U.S. Bancorp's capital constraints
U.S. Bancorp is already faced with rebuilding capital after acquiring MUFG Union Bank at the end of 2022. The acquisition expanded the bank's presence on the West Coast, but it was also a big drag on the bank's common equity tier 1 (CET1) ratio.
The CET1 ratio measures the financial strength of the bank. It takes the bank's core capital as a percentage of its risk-weighted assets, like loans or investment securities. After acquiring Union Bank, U.S. Bancorp's CET1 ratio fell from 9.7% to 8.4%. For perspective, this was the lowest ratio among the 23 banks subjected to the Fed's annual stress test and well below the average ratio of 12.4%.
The acquisition increased U.S. Bancorp's assets to $675 billion. This matters because once a bank reaches $700 billion in assets, it becomes a Category II bank, subjecting it to more stringent capital requirements.
The Fed required the bank to submit quarterly implementation plans to comply with these requirements. However, last fall it released the bank from these commitments after the bank came up with a plan for "further net reductions in assets and increases in regulatory capital."
Banks and other advocates strongly opposed the proposed rules
Banks have pushed back firmly on the proposed regulations put forward by the Fed last July. Those in the industry argued it would raise the cost of lending, push consumers outside the banking system, and inhibit banks' trading and other activities.
Numerous others joined banks in opposing the changes, including some unlikely allies. Consumer advocacy groups worry that the changes would lead to reduced credit availability. They also argued that it could undercut homeownership and community reinvestment activities. Both Republican and Democratic representatives have also joined in opposing the proposed rule changes.
Last month, the Fed's Powell said, "I do expect there will be broad material changes to the proposal," which "has broad support at the Fed and in the broader world." The revamped proposal will likely be presented by the end of this year, and should eliminate some of the risks of the more stringent capital requirements originally proposed.

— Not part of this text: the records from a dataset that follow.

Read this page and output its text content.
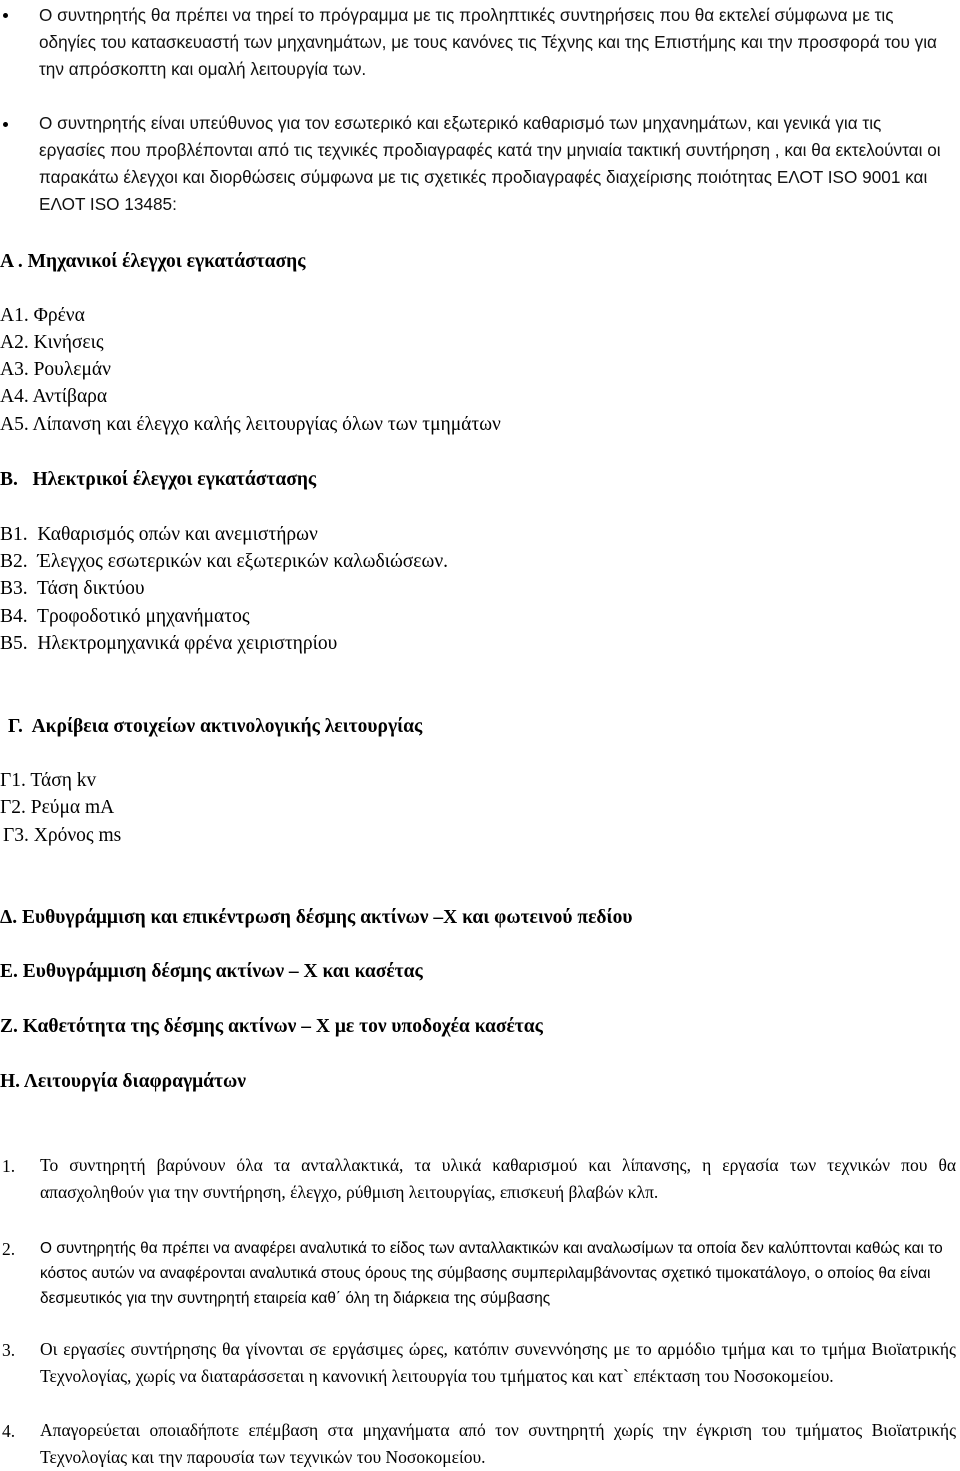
Ο συντηρητής θα πρέπει να τηρεί το πρόγραμμα με τις προληπτικές συντηρήσεις που θα εκτελεί σύμφωνα με τις οδηγίες του κατασκευαστή των μηχανημάτων, με τους κανόνες τις Τέχνης και της Επιστήμης και την προσφορά του για την απρόσκοπτη και ομαλή λειτουργία των.
Ο συντηρητής είναι υπεύθυνος για τον εσωτερικό και εξωτερικό καθαρισμό των μηχανημάτων, και γενικά για τις εργασίες που προβλέπονται από τις τεχνικές προδιαγραφές κατά την μηνιαία τακτική συντήρηση , και θα εκτελούνται οι παρακάτω έλεγχοι και διορθώσεις σύμφωνα με τις σχετικές προδιαγραφές διαχείρισης ποιότητας ΕΛΟΤ ISO 9001 και ΕΛΟΤ ISO 13485:
Α . Μηχανικοί έλεγχοι εγκατάστασης
Α1. Φρένα
Α2. Κινήσεις
Α3. Ρουλεμάν
Α4. Αντίβαρα
Α5. Λίπανση και έλεγχο καλής λειτουργίας όλων των τμημάτων
Β.   Ηλεκτρικοί έλεγχοι εγκατάστασης
Β1.  Καθαρισμός οπών και ανεμιστήρων
Β2.  Έλεγχος εσωτερικών και εξωτερικών καλωδιώσεων.
Β3.  Τάση δικτύου
Β4.  Τροφοδοτικό μηχανήματος
Β5.  Ηλεκτρομηχανικά φρένα χειριστηρίου
Γ.  Ακρίβεια στοιχείων ακτινολογικής λειτουργίας
Γ1. Τάση kv
Γ2. Ρεύμα mA
Γ3. Χρόνος ms
Δ. Ευθυγράμμιση και επικέντρωση δέσμης ακτίνων –Χ και φωτεινού πεδίου
Ε. Ευθυγράμμιση δέσμης ακτίνων – Χ και κασέτας
Ζ. Καθετότητα της δέσμης ακτίνων – Χ με τον υποδοχέα κασέτας
Η. Λειτουργία διαφραγμάτων
1. Το συντηρητή βαρύνουν όλα τα ανταλλακτικά, τα υλικά καθαρισμού και λίπανσης, η εργασία των τεχνικών που θα απασχοληθούν για την συντήρηση, έλεγχο, ρύθμιση λειτουργίας, επισκευή βλαβών κλπ.
2. Ο συντηρητής θα πρέπει να αναφέρει αναλυτικά το είδος των ανταλλακτικών και αναλωσίμων τα οποία δεν καλύπτονται καθώς και το κόστος αυτών να αναφέρονται αναλυτικά στους όρους της σύμβασης συμπεριλαμβάνοντας σχετικό τιμοκατάλογο, ο οποίος θα είναι δεσμευτικός για την συντηρητή εταιρεία καθ΄ όλη τη διάρκεια της σύμβασης
3. Οι εργασίες συντήρησης θα γίνονται σε εργάσιμες ώρες, κατόπιν συνεννόησης με το αρμόδιο τμήμα και το τμήμα Βιοϊατρικής Τεχνολογίας, χωρίς να διαταράσσεται η κανονική λειτουργία του τμήματος και κατ` επέκταση του Νοσοκομείου.
4. Απαγορεύεται οποιαδήποτε επέμβαση στα μηχανήματα από τον συντηρητή χωρίς την έγκριση του τμήματος Βιοϊατρικής Τεχνολογίας και την παρουσία των τεχνικών του Νοσοκομείου.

Why U.S. Bancorp should be on your radar
U.S. Bancorp faced big question marks over its capital ratios following its acquisition of Union Bank. The bank is making progress on rebuilding its capital. At the end of last year, the bank improved its CET1 ratio to 9.9%, and its total assets remained steady at $663 billion.
The bank stock remains 23% below its all-time high price two years ago. The stock has gained 37% during the past six months, so it's not quite the bargain it was back in November. However, the bank is priced at 13 times earnings and 2.3 times tangible book value, both below its 10-year averages.
Although the bank still has to work to improve its capital ratios further, it looks like it will be spared from the more stringent capital requirements as long as its assets remain below the $700 billion threshold. Analysts at Compass Point said that U.S. Bancorp has the potential for greater capital relief compared to its peers thanks to the pending changes to Basel III and that its capital overhang is "greatly diminished."
U.S. Bancorp has historically traded at a premium to peers thanks to its solid return on equity. Now that some of the more stringent capital requirements appear to be off the table, today could be an excellent time to scoop up shares of the bank stock.